Confluent Gives Kafka More Enterprise Chops
Confluent today unveiled a major new release of its commercial product based on Kafka, the open source data messaging platform that’s quickly gaining momentum. With better security, new data connectors, and simplified integration, Confluent 2.0 promises to attract even more attention from large enterprises that are moving big data with Kafka.
The adoption rate for Kafka has soared by 7x in just the past 11 months, according to Confluent, which was founded by the folks who created Kafka while at LinkedIn. Uber, Netflix, Cisco, and Goldman Sachs are all using Kafka’s publish-subscribe messaging bus to quickly move data from one system to another, and to keep multiple big data applications running on Hadoop, Cassandra, ElasticSearch clusters in synch.
That heady adoption of Kafka comes with a list of requirements for enterprise-strength features. One of those is to automate the process of building connectors that allow certain databases or applications to easily plug into the Kafka architecture. That’s where the new Kafka Connects plays.
“We saw people doing a lot of hand-coding,” Confluent CEO Jay Kreps says. “We found [building connectors] by hand is OK if you have three or five things you want to hook up. But a lot of companies that are building these cool streaming platforms have hundreds of databases that hook up to dozens of systems with big clusters. So we’re taking that use seriously.”
Confluent has shipped the initial set of Kafka Connect plug-ins for ElasticSearch, HDFS, and JDBC. Getting data flowing into or out of these systems (via Kafka) is a simple matter when using the plug-ins.

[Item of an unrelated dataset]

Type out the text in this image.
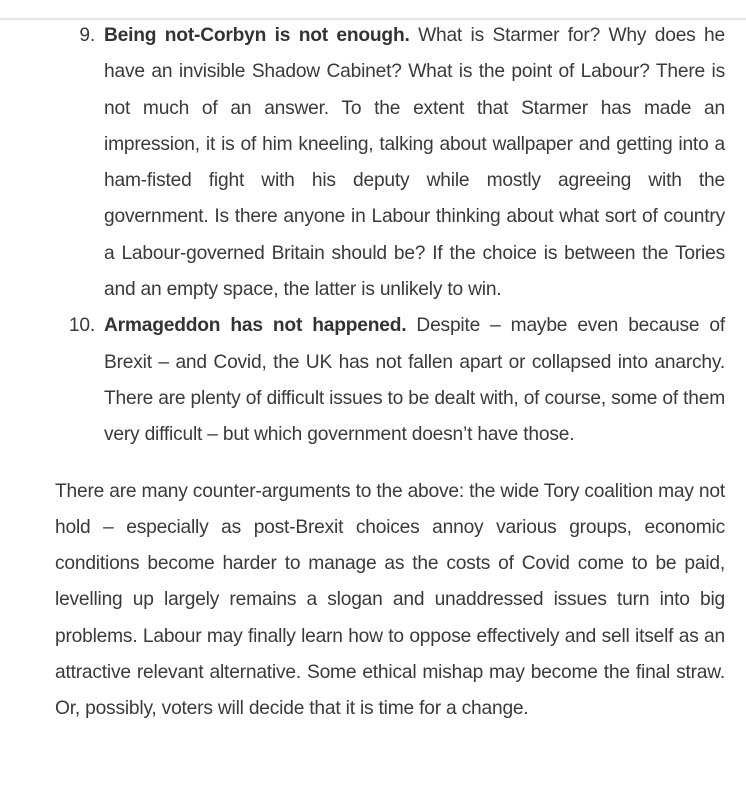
9. Being not-Corbyn is not enough. What is Starmer for? Why does he have an invisible Shadow Cabinet? What is the point of Labour? There is not much of an answer. To the extent that Starmer has made an impression, it is of him kneeling, talking about wallpaper and getting into a ham-fisted fight with his deputy while mostly agreeing with the government. Is there anyone in Labour thinking about what sort of country a Labour-governed Britain should be? If the choice is between the Tories and an empty space, the latter is unlikely to win.
10. Armageddon has not happened. Despite – maybe even because of Brexit – and Covid, the UK has not fallen apart or collapsed into anarchy. There are plenty of difficult issues to be dealt with, of course, some of them very difficult – but which government doesn’t have those.

There are many counter-arguments to the above: the wide Tory coalition may not hold – especially as post-Brexit choices annoy various groups, economic conditions become harder to manage as the costs of Covid come to be paid, levelling up largely remains a slogan and unaddressed issues turn into big problems. Labour may finally learn how to oppose effectively and sell itself as an attractive relevant alternative. Some ethical mishap may become the final straw. Or, possibly, voters will decide that it is time for a change.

Confluent is also shipping a REST interface with Confluent 2.0, which is based on Kafka version 0.9 (Apache Kafka is free and open source, while Confluent charges for maintenance to get the extra capabilities in its enterprise-strength product). The REST API will make it even easier to hook other data sources into Kafka.
Confluent 2.0 also brings new features that should help deployment in the enterprise, such as fine-grained authentication, encryption, and throttling capabilities. Getting stronger security into Kafka was important, Kreps tells Datanami.

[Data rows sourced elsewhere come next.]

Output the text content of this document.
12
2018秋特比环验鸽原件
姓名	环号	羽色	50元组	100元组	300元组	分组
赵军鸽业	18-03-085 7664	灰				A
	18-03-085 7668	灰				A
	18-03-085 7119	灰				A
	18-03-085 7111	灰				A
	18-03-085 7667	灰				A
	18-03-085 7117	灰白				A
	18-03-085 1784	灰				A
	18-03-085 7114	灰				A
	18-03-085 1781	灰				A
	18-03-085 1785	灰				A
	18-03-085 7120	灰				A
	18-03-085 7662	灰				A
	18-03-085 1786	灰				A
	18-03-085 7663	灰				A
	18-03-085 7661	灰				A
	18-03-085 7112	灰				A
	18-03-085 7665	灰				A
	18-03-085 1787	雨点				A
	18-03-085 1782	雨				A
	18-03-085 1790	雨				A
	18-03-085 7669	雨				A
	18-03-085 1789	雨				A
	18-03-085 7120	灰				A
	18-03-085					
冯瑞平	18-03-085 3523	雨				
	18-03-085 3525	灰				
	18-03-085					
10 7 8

“This obviously helps to control access to data on a cluster that’s shared by multiple users,” Kreps says. “In the past you could control access on network layer but it was very course grained. You couldn’t really [fully control] access on a stream-by-stream basis. This brings that security level up into Kafka itself and makes it possible to have these shared clusters across a larger organization.”
Occasionally a big stream can suck up all the bandwidth available in Kafka, which can wreak havoc on other production systems relying on Kafka to keep streams of data available. That’s why Confluent introduced the new throttling capabilities.
“It’s making sure that read and writes from one applications can’t suck up too many resources,” Kreps says. “It makes usage possible in a big shared environment, where not everybody trusts each other to do the right thing.”
Confluent 2.0 also brings a new Java Consumer that presents a “unified consumer API” and eliminates dependencies on ZooKeeper. This opens the door to the creation of non-Java clients. The first one, for C++, is nearing completion, Kreps says.
There’s a dozen or so other languages, like Python or Scala, that Kreps has his eye on. “We’re going to be adding more clients to our platform over time,” he says. “When we add a client we want to make sure we bring it up to parity with what the other clients have.”
The clients will make it easier to plug Kafka into existing applications in the growing big data ecosystem. In general, customers interact with Kafka systems in three ways. First they can use the API directly, and call Kafka routines from other apps. Secondly they can Java Connects plug-ins. Lastly, they can access it directly using real-time stream processing application, such as Apache Streaming or Apache Storm. The new clients will help integrate Kafka with these popular big data frameworks.
The big data ecosystem is growing rapidly, and Kafka is literally in the middle of it, doing the hard work of moving data and keeping data in sync in a fault-tolerant manner. As the ecosystem grows, Kreps envisions Kafka playing an even bigger role to simplify the data integration problem.
“There’s so many of these custom integrations out there to hook up different services,” he says. “It all falls on the company who’s trying to adopt these things to instrument these, one stream at a time. In the long term we’ll see the move to an architecture where there’s central streams of data and everybody taps into that central stream rather than go milling around and putting custom agents on every machine in the data center….Over time I think that system will start to develop.”